Paleo: The paleolithic diet (often called the “paleo” diet) can be summarized as “if the cavemen didn’t eat it, then neither should you.” It eliminates grains, legumes (beans and nuts), peanuts, dairy, refined white sugar, potatoes, processed foods, salt, and refined vegetable oils.
- Myth: The cavemen weren’t fat, so if I eat like them, I’ll lose weight and be healthier.
- Fact: People who lived during the Paleolithic period only lived to be in their 20s, on average. While the paleo diet includes nutritious foods like fruits and vegetables, it doesn’t allow you to eat other nutritious foods like whole grains and legumes. Eating whole grains and legumes can help prevent and manage health problems like type 2 diabetes, high blood pressure, and heart disease.
Low-Fat: There’s a lot of debate on whether a low-fat diet or a low-carb diet is better for you. While diet trends today are swinging towards low-carb diets over low-fat, many people still follow a low-fat diet.
- Myth: If I eat less fat then I’ll lose more fat.

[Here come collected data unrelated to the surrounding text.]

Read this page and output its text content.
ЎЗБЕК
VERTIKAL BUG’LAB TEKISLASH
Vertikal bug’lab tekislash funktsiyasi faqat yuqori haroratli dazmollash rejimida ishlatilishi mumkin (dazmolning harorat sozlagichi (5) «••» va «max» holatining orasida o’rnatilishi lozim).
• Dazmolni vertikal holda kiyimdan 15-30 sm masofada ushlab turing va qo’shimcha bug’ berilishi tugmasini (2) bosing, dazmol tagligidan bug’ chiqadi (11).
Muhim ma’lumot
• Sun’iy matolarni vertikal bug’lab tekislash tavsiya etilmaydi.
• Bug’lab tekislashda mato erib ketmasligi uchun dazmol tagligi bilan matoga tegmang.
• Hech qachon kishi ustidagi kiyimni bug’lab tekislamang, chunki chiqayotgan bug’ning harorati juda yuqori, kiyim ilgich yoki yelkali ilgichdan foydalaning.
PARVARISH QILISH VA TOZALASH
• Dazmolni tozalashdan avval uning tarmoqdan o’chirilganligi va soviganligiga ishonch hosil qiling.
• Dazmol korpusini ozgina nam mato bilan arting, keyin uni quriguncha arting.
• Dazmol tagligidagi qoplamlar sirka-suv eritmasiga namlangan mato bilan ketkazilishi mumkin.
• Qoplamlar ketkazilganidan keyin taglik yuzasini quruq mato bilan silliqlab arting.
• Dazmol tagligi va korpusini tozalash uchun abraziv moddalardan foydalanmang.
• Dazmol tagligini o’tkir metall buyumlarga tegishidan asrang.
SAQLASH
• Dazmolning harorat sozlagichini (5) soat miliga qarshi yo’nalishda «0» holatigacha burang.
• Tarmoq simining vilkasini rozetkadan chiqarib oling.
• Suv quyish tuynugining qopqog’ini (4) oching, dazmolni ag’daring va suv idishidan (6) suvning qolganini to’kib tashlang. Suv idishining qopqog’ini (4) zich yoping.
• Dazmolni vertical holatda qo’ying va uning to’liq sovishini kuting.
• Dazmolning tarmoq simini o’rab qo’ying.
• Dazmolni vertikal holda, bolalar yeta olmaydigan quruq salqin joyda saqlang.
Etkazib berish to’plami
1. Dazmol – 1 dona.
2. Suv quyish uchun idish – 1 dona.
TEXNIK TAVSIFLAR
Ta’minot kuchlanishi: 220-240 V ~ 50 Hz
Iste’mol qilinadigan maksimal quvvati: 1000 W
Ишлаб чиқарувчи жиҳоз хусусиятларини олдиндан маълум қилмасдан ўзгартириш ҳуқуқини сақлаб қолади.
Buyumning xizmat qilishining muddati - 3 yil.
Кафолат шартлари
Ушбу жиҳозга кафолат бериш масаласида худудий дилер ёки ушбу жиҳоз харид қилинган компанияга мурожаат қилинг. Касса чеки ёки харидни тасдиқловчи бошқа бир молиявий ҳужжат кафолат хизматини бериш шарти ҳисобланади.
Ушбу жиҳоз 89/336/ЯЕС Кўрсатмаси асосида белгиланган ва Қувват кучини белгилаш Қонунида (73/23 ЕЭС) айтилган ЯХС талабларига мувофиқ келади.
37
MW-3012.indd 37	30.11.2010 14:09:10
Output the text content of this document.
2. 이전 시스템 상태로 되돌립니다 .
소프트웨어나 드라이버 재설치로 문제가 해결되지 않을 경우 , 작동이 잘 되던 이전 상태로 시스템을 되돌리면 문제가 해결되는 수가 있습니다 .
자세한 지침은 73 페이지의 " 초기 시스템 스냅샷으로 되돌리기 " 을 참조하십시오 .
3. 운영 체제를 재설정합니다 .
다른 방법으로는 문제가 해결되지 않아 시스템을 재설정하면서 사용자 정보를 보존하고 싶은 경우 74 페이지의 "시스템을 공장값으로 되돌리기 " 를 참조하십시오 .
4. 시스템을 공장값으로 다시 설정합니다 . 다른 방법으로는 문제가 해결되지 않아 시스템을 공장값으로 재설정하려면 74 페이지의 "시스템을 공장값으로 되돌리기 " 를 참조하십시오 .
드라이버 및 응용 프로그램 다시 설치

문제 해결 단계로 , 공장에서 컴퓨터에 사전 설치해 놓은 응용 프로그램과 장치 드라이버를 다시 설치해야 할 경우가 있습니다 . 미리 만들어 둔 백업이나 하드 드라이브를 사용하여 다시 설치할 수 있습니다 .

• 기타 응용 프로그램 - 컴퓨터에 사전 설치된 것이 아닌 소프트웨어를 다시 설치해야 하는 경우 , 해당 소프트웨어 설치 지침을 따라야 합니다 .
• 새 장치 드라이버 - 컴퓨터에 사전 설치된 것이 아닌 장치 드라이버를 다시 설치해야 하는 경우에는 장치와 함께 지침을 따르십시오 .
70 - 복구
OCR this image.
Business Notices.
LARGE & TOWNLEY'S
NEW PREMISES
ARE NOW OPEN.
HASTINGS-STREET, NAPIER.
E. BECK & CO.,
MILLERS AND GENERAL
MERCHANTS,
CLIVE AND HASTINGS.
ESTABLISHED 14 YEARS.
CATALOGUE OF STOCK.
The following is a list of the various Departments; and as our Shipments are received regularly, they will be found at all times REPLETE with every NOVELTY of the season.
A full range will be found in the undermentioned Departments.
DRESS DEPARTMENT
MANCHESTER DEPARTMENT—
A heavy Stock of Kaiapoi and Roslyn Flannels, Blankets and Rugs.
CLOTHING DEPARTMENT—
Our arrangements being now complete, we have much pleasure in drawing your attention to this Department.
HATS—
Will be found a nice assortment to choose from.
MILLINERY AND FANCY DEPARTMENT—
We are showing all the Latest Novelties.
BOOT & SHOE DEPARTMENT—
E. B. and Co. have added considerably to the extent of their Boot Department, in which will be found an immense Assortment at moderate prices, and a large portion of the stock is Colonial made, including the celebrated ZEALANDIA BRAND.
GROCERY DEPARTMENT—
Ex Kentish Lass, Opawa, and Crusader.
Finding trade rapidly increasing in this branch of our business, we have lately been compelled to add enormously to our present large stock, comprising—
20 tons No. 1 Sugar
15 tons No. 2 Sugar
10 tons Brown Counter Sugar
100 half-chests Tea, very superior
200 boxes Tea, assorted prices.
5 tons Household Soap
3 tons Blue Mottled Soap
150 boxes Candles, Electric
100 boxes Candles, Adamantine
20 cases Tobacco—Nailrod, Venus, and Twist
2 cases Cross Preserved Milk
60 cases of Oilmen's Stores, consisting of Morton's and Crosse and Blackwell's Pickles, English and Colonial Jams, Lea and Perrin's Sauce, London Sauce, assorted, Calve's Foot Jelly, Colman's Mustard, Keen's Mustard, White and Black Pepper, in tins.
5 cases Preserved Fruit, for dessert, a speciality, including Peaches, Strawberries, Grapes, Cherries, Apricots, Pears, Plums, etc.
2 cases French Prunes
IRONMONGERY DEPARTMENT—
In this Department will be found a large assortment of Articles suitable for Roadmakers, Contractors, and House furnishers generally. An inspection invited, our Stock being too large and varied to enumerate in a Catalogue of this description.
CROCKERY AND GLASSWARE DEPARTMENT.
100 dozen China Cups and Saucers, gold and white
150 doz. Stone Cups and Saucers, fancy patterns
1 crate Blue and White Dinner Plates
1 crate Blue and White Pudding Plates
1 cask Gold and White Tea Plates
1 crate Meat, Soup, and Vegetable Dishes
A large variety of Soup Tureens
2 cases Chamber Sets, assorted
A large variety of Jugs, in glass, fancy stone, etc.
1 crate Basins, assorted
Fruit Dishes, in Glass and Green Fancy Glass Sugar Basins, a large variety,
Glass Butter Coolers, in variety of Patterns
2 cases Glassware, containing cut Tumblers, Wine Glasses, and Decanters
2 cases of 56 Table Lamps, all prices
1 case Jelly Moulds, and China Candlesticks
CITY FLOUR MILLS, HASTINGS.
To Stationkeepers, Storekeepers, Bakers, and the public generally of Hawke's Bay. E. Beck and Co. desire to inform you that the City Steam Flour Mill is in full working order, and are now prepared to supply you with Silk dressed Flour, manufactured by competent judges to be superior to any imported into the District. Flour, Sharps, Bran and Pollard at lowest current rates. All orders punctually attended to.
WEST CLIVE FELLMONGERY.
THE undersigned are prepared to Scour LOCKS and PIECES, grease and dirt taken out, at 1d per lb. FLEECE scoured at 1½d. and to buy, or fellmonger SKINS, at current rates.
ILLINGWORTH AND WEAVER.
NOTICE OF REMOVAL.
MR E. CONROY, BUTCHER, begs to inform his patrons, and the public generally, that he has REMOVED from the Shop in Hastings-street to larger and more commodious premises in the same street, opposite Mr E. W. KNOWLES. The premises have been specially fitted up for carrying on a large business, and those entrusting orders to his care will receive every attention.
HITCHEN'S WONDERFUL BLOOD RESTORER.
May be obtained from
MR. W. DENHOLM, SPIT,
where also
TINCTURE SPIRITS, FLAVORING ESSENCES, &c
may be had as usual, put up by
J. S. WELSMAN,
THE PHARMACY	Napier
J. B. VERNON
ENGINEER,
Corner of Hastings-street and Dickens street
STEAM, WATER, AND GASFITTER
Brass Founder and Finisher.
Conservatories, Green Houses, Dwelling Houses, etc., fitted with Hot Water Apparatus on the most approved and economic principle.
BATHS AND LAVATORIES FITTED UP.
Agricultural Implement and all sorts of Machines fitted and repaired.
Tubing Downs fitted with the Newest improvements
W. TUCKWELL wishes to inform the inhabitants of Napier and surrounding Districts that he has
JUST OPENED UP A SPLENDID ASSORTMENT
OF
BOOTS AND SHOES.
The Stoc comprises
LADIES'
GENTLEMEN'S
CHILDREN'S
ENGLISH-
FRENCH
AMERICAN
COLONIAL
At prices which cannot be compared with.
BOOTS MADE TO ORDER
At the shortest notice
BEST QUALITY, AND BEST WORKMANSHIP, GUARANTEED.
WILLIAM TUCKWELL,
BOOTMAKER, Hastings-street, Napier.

- Fact: Eating fewer calories, no matter where they come from, can help you lose weight. While it’s good to eat less saturated and trans fats, our bodies need unsaturated fats. Unsaturated fats are found in plant-based oils, avocados, nuts, seeds, and fish. Low-fat diets have not been shown to help with weight loss. In fact, by eating less fat, you may end up eating a lot of refined carbohydrates and sugar, which can lead to gain weight. Because fat helps keep us full, avoiding it all together may make us feel hungry faster, making us eat more.
Low-Carb & Ketogenic: Low-carb diets, the Atkins diet, and ketogenic (“keto”) diets look a lot alike. All three of these diets limit carbohydrates and increase fat intake.
- Myth: Low-carb diets will help you lose more weight than other diets.
- Fact: In the short-term, you may lose more weight on a low-fat diet, but in the long-term, weight loss is about the same for low-fat diets as it is other diets. Eating fewer calories is more important for weight loss than the different amounts of macronutrients (carbohydrates, fat, and protein) we eat. The keto diet allows so few carbohydrates that it may be harmful to your health.
Before you start a diet like one of these, ask yourself these questions:
- Does this diet tell me I can’t eat a whole food group, or that I should avoid nutritious foods like fruits, vegetables, nuts, legumes, fish, or whole grains? Or that I should be afraid of a certain food?
- If I followed this diet, would I eat a lot of sugar, red meat, saturated fat, or highly processed foods that I should be limiting?
- Could I really stay on this diet long-term?
If the answer to any of these questions is “yes,” you may want to reconsider trying that diet.
Try to avoid restrictive diets that tell you not to eat specific foods that we know are good for our bodies. Instead, focus more on the way you eat as a whole, choosing nutritious foods like fruits, vegetables, legumes, whole grains, and low-fat dairy every day and letting “junk foods” have their place as well–just in smaller amounts and only sometimes. This can save you a lot of stress, time, and money that you might spend following a fad diet.
Fad diets will come and go, but a balanced diet including all food groups is the key to health throughout your lifetime!